I don't want to go down that road.

I have to stay on the one I'm on - bumpy and rough and full of razor blades sometimes. But I have to walk it - through the tunnel and try to make it out the other side. With any luck I'll spend more and more time on the other side and less and less in the tunnel. But I have to feel this. And accept the pain for what it is if I ever hope to accept the reality of all of this.

It is what it is. I'm just trying to survive it.

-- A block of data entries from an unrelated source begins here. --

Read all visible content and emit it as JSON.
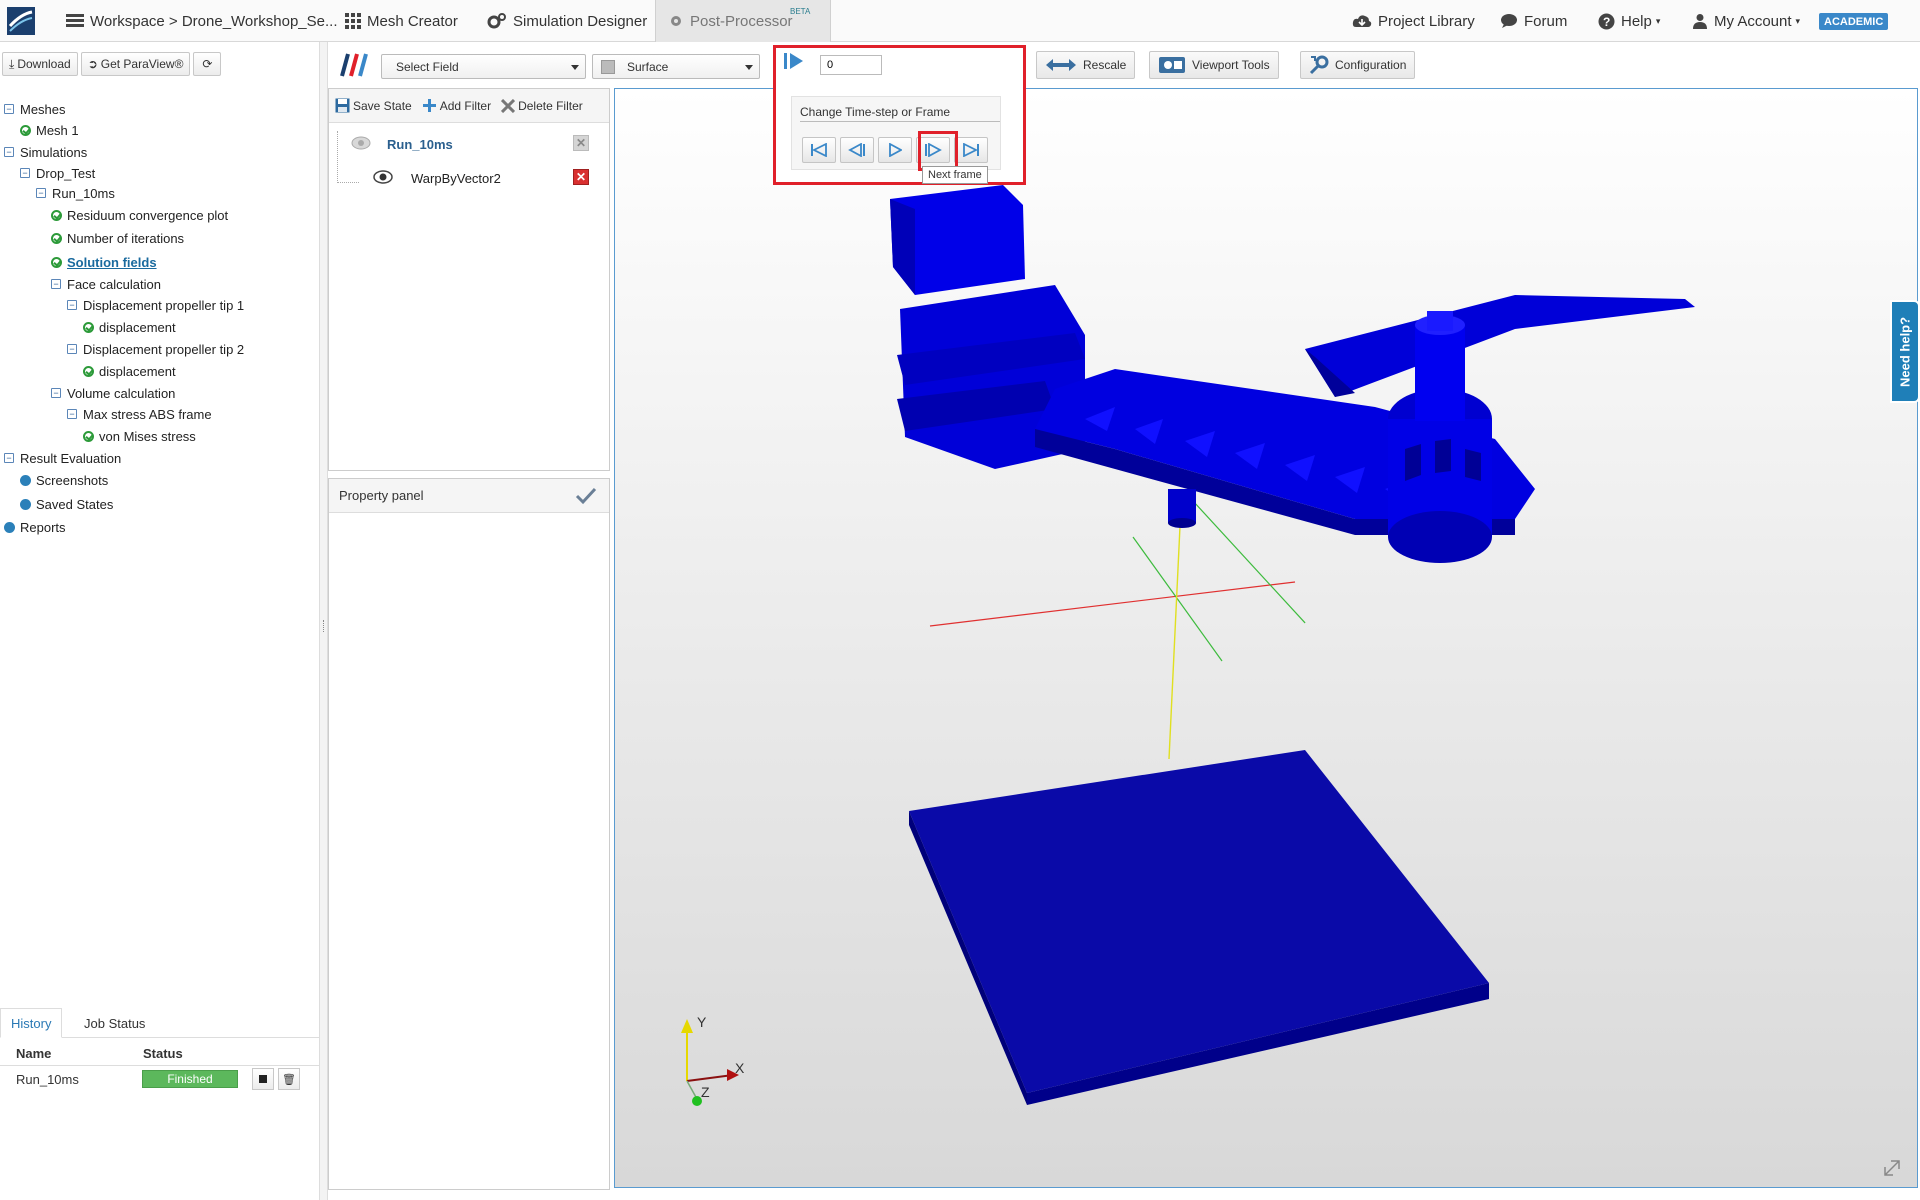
{
  "nav": {
    "workspace": "Workspace > Drone_Workshop_Se...",
    "mesh_creator": "Mesh Creator",
    "simulation_designer": "Simulation Designer",
    "post_processor": "Post-Processor",
    "beta": "BETA",
    "project_library": "Project Library",
    "forum": "Forum",
    "help": "Help",
    "my_account": "My Account",
    "academic": "ACADEMIC"
  },
  "left_toolbar": {
    "download": "Download",
    "get_paraview": "Get ParaView®"
  },
  "tree": {
    "meshes": "Meshes",
    "mesh1": "Mesh 1",
    "simulations": "Simulations",
    "drop_test": "Drop_Test",
    "run_10ms": "Run_10ms",
    "residuum": "Residuum convergence plot",
    "iterations": "Number of iterations",
    "solution_fields": "Solution fields",
    "face_calc": "Face calculation",
    "disp_tip1": "Displacement propeller tip 1",
    "displacement1": "displacement",
    "disp_tip2": "Displacement propeller tip 2",
    "displacement2": "displacement",
    "volume_calc": "Volume calculation",
    "max_stress": "Max stress ABS frame",
    "von_mises": "von Mises stress",
    "result_eval": "Result Evaluation",
    "screenshots": "Screenshots",
    "saved_states": "Saved States",
    "reports": "Reports"
  },
  "bottom": {
    "tab_history": "History",
    "tab_job_status": "Job Status",
    "col_name": "Name",
    "col_status": "Status",
    "job_name": "Run_10ms",
    "job_status": "Finished"
  },
  "toolbar": {
    "select_field": "Select Field",
    "representation": "Surface",
    "frame_value": "0",
    "rescale": "Rescale",
    "viewport_tools": "Viewport Tools",
    "configuration": "Configuration"
  },
  "pipeline": {
    "save_state": "Save State",
    "add_filter": "Add Filter",
    "delete_filter": "Delete Filter",
    "item1": "Run_10ms",
    "item2": "WarpByVector2"
  },
  "property_panel": {
    "title": "Property panel"
  },
  "timestep": {
    "label": "Change Time-step or Frame",
    "tooltip": "Next frame"
  },
  "need_help": "Need help?",
  "axes": {
    "y": "Y",
    "x": "X",
    "z": "Z"
  },
  "colors": {
    "model_blue": "#0a0ad8",
    "highlight_red": "#e0202a",
    "link_blue": "#1a6a9e",
    "finished_green": "#5cb85c"
  }
}
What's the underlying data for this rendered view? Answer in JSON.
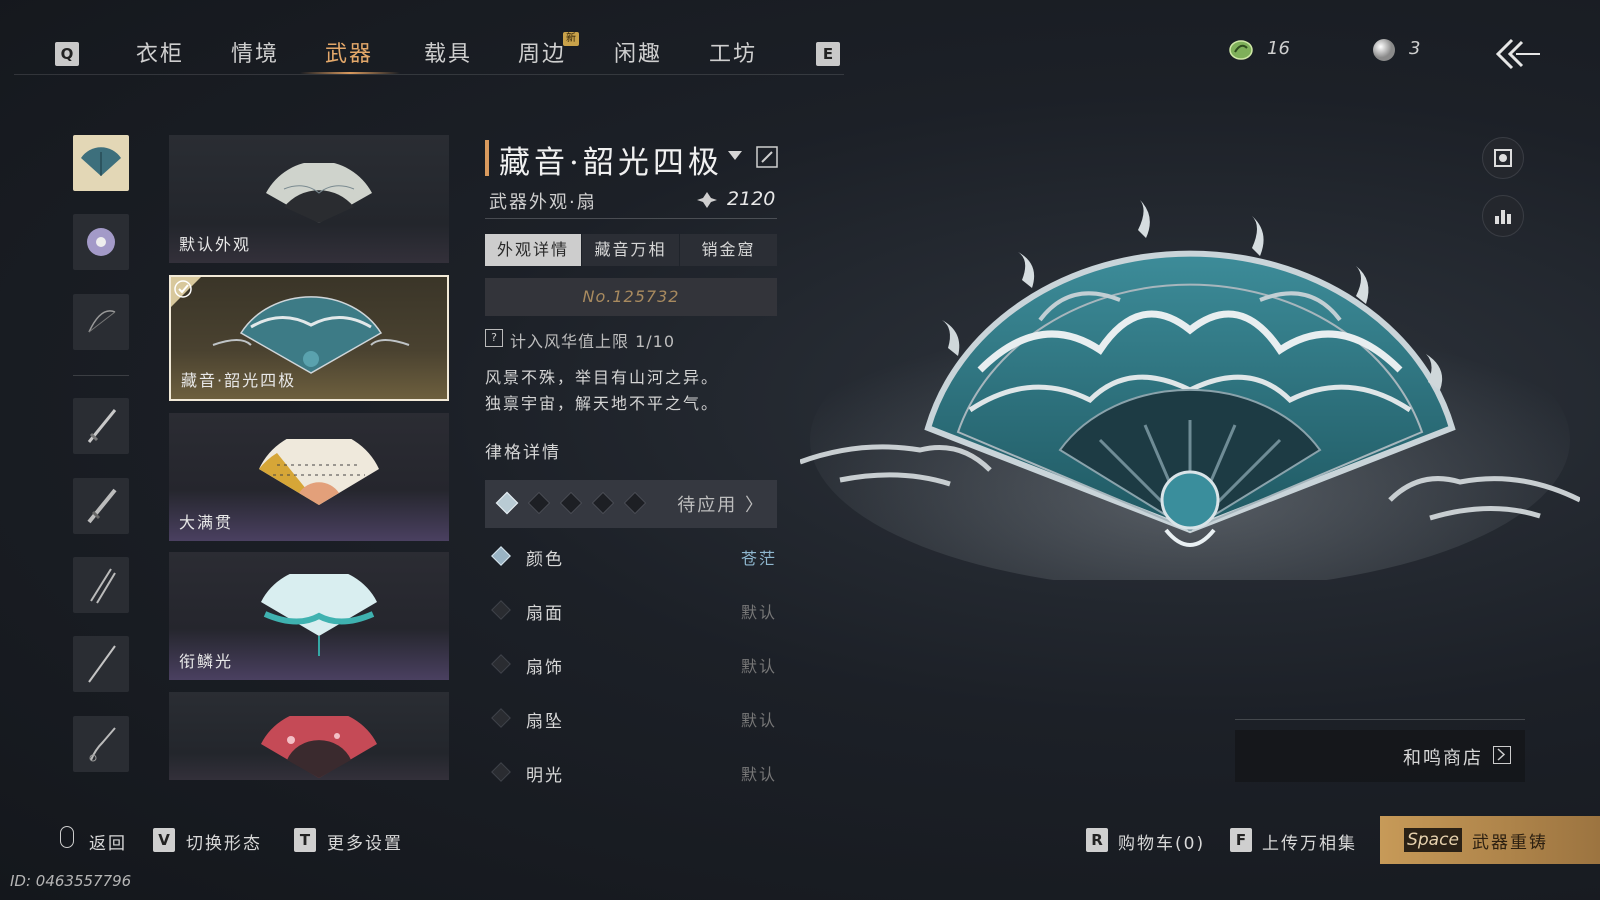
{
  "nav": {
    "left_key": "Q",
    "right_key": "E",
    "tabs": [
      "衣柜",
      "情境",
      "武器",
      "载具",
      "周边",
      "闲趣",
      "工坊"
    ],
    "active_tab": "武器",
    "new_badge": "新"
  },
  "currency": {
    "jade": "16",
    "pearl": "3"
  },
  "thumbs": [
    "fan-icon",
    "fan-icon",
    "bow-icon",
    "sword-icon",
    "sword-icon",
    "twin-blades-icon",
    "spear-icon",
    "whip-icon"
  ],
  "cards": [
    {
      "name": "默认外观"
    },
    {
      "name": "藏音·韶光四极",
      "selected": true
    },
    {
      "name": "大满贯"
    },
    {
      "name": "衔鳞光"
    },
    {
      "name": ""
    }
  ],
  "detail": {
    "title": "藏音·韶光四极",
    "subtitle": "武器外观·扇",
    "score": "2120",
    "tabs": [
      "外观详情",
      "藏音万相",
      "销金窟"
    ],
    "active_tab": "外观详情",
    "serial": "No.125732",
    "cap_note": "计入风华值上限 1/10",
    "desc_lines": [
      "风景不殊，举目有山河之异。",
      "独禀宇宙，解天地不平之气。"
    ],
    "section_title": "律格详情",
    "slots_active": 1,
    "slots_total": 5,
    "pending": "待应用 〉",
    "props": [
      {
        "name": "颜色",
        "value": "苍茫",
        "active": true
      },
      {
        "name": "扇面",
        "value": "默认"
      },
      {
        "name": "扇饰",
        "value": "默认"
      },
      {
        "name": "扇坠",
        "value": "默认"
      },
      {
        "name": "明光",
        "value": "默认"
      }
    ]
  },
  "shop": {
    "label": "和鸣商店"
  },
  "bottom": {
    "back": "返回",
    "switch_key": "V",
    "switch": "切换形态",
    "more_key": "T",
    "more": "更多设置",
    "cart_key": "R",
    "cart": "购物车(0)",
    "upload_key": "F",
    "upload": "上传万相集",
    "reforge_key": "Space",
    "reforge": "武器重铸"
  },
  "user_id": "ID: 0463557796",
  "colors": {
    "accent": "#d99a5e",
    "teal": "#2e7c86",
    "highlight": "#8fb7cf"
  }
}
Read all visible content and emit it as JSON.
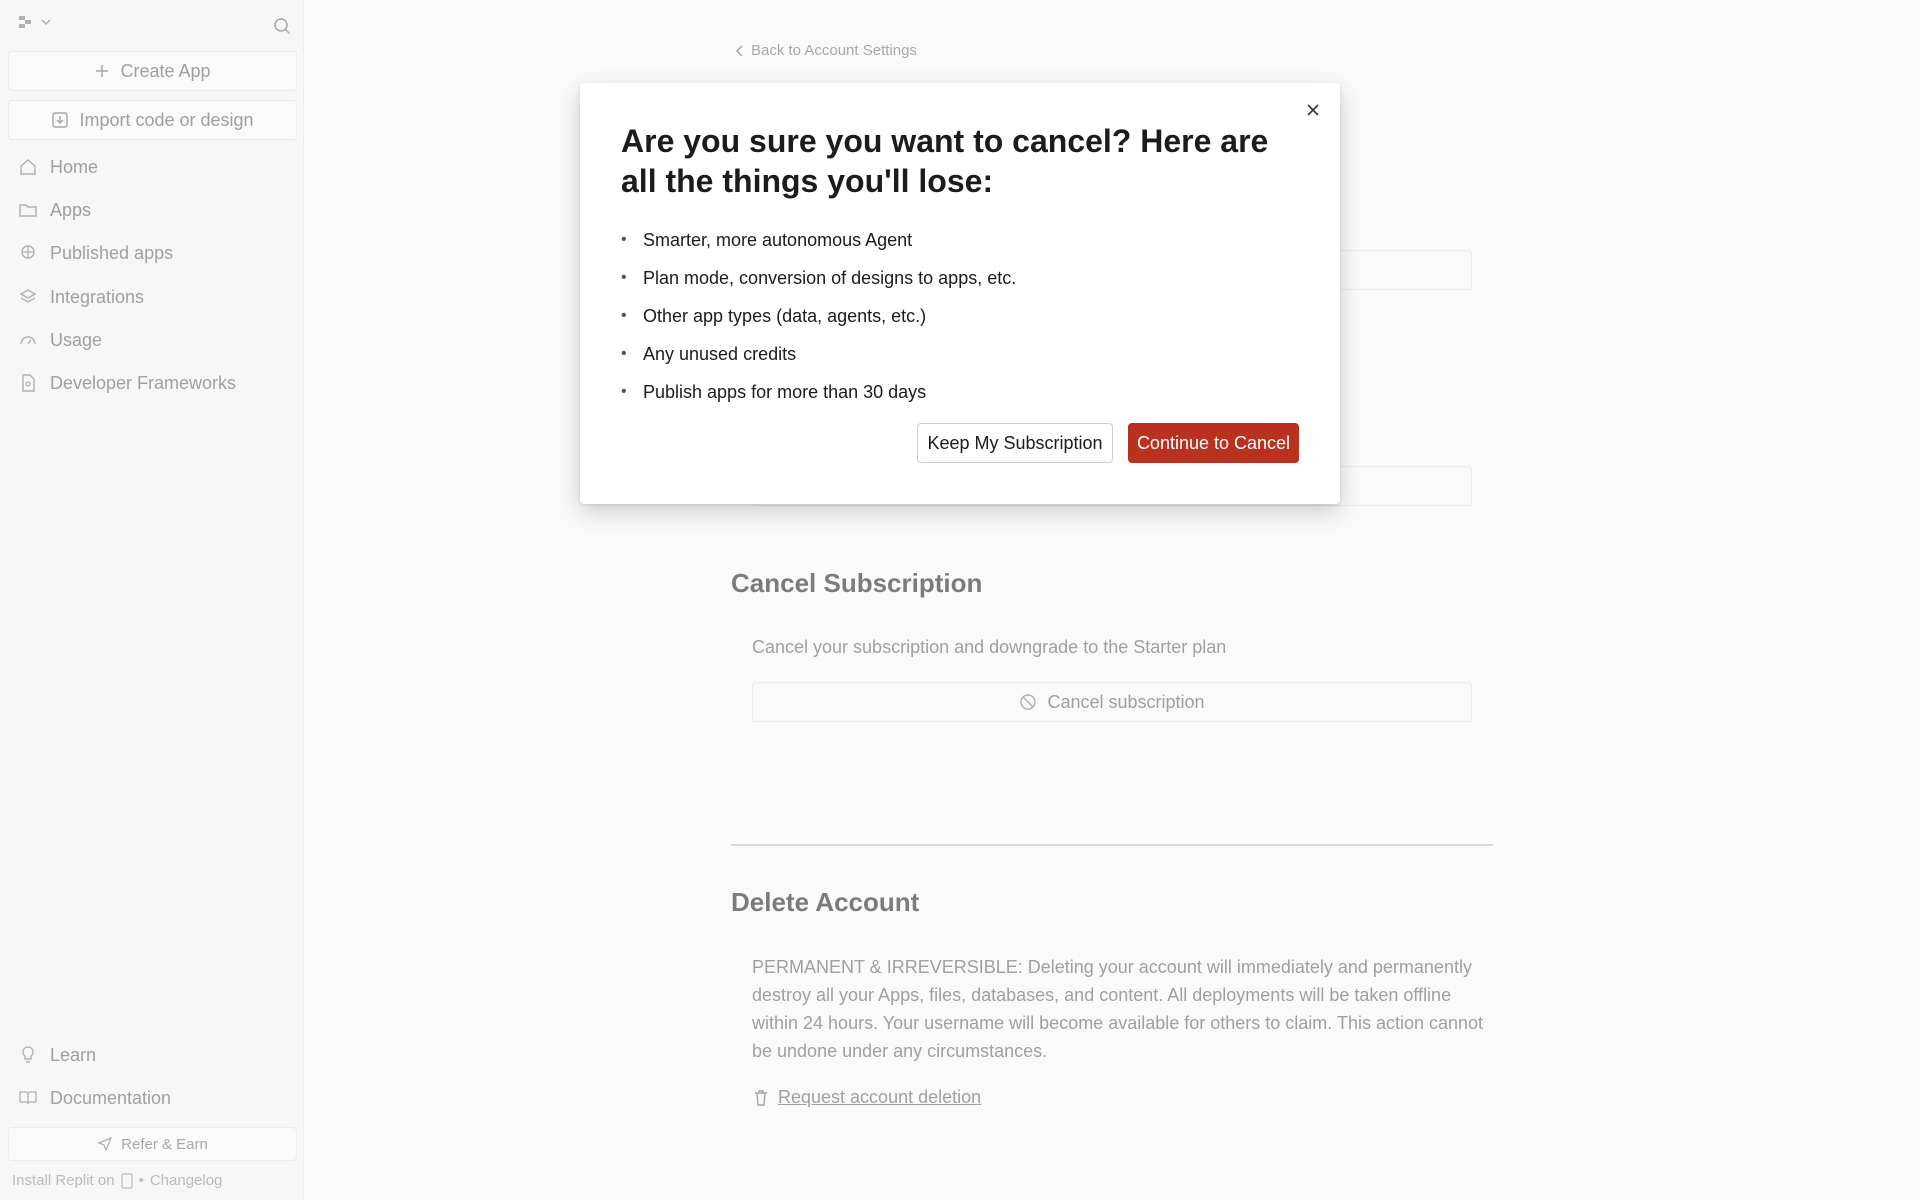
{
  "sidebar": {
    "create_app": "Create App",
    "import": "Import code or design",
    "nav": [
      {
        "label": "Home"
      },
      {
        "label": "Apps"
      },
      {
        "label": "Published apps"
      },
      {
        "label": "Integrations"
      },
      {
        "label": "Usage"
      },
      {
        "label": "Developer Frameworks"
      }
    ],
    "bottom_nav": [
      {
        "label": "Learn"
      },
      {
        "label": "Documentation"
      }
    ],
    "refer": "Refer & Earn",
    "install": "Install Replit on",
    "separator": "•",
    "changelog": "Changelog"
  },
  "main": {
    "back_link": "Back to Account Settings",
    "cancel_section": {
      "title": "Cancel Subscription",
      "description": "Cancel your subscription and downgrade to the Starter plan",
      "button": "Cancel subscription"
    },
    "delete_section": {
      "title": "Delete Account",
      "description": "PERMANENT & IRREVERSIBLE: Deleting your account will immediately and permanently destroy all your Apps, files, databases, and content. All deployments will be taken offline within 24 hours. Your username will become available for others to claim. This action cannot be undone under any circumstances.",
      "link": "Request account deletion"
    }
  },
  "modal": {
    "title": "Are you sure you want to cancel? Here are all the things you'll lose:",
    "items": [
      "Smarter, more autonomous Agent",
      "Plan mode, conversion of designs to apps, etc.",
      "Other app types (data, agents, etc.)",
      "Any unused credits",
      "Publish apps for more than 30 days"
    ],
    "keep_label": "Keep My Subscription",
    "continue_label": "Continue to Cancel"
  },
  "colors": {
    "danger": "#b8321f",
    "sidebar_bg": "#f2f2f2"
  }
}
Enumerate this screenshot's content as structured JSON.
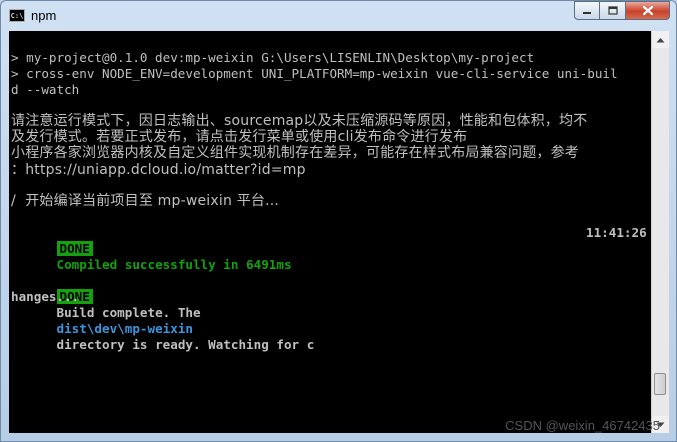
{
  "window": {
    "title": "npm",
    "icon_text": "C:\\"
  },
  "console": {
    "line1": "> my-project@0.1.0 dev:mp-weixin G:\\Users\\LISENLIN\\Desktop\\my-project",
    "line2": "> cross-env NODE_ENV=development UNI_PLATFORM=mp-weixin vue-cli-service uni-buil",
    "line3": "d --watch",
    "notice1": "请注意运行模式下，因日志输出、sourcemap以及未压缩源码等原因，性能和包体积，均不",
    "notice2": "及发行模式。若要正式发布，请点击发行菜单或使用cli发布命令进行发布",
    "notice3": "小程序各家浏览器内核及自定义组件实现机制存在差异，可能存在样式布局兼容问题，参考",
    "notice4": "：https://uniapp.dcloud.io/matter?id=mp",
    "compiling": "/  开始编译当前项目至 mp-weixin 平台...",
    "done1": {
      "badge": "DONE",
      "message": "Compiled successfully in 6491ms",
      "time": "11:41:26"
    },
    "done2": {
      "badge": "DONE",
      "text_a": "Build complete. The",
      "path": "dist\\dev\\mp-weixin",
      "text_b": "directory is ready. Watching for c",
      "text_c": "hanges..."
    }
  },
  "watermark": "CSDN @weixin_46742435"
}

Please don't anyone tell me it's time to "move on" anymore. That is just code for "aren't you over all this yet?" No, I'm not. I'm still dealing and struggling. I may off and on my whole life. Or maybe I'll be through with it next week. But whichever it is I'm trying to embrace that. And allow it to happen.

It is the only way I know how to heal.

We are never so defensless against suffering as when we love.
Sigmund Freud

Out of suffering have emerged the strongest souls; the most massive characters are seared with scars.
Kahlil Gibran

We are healed from suffering only by experiencing it to the full.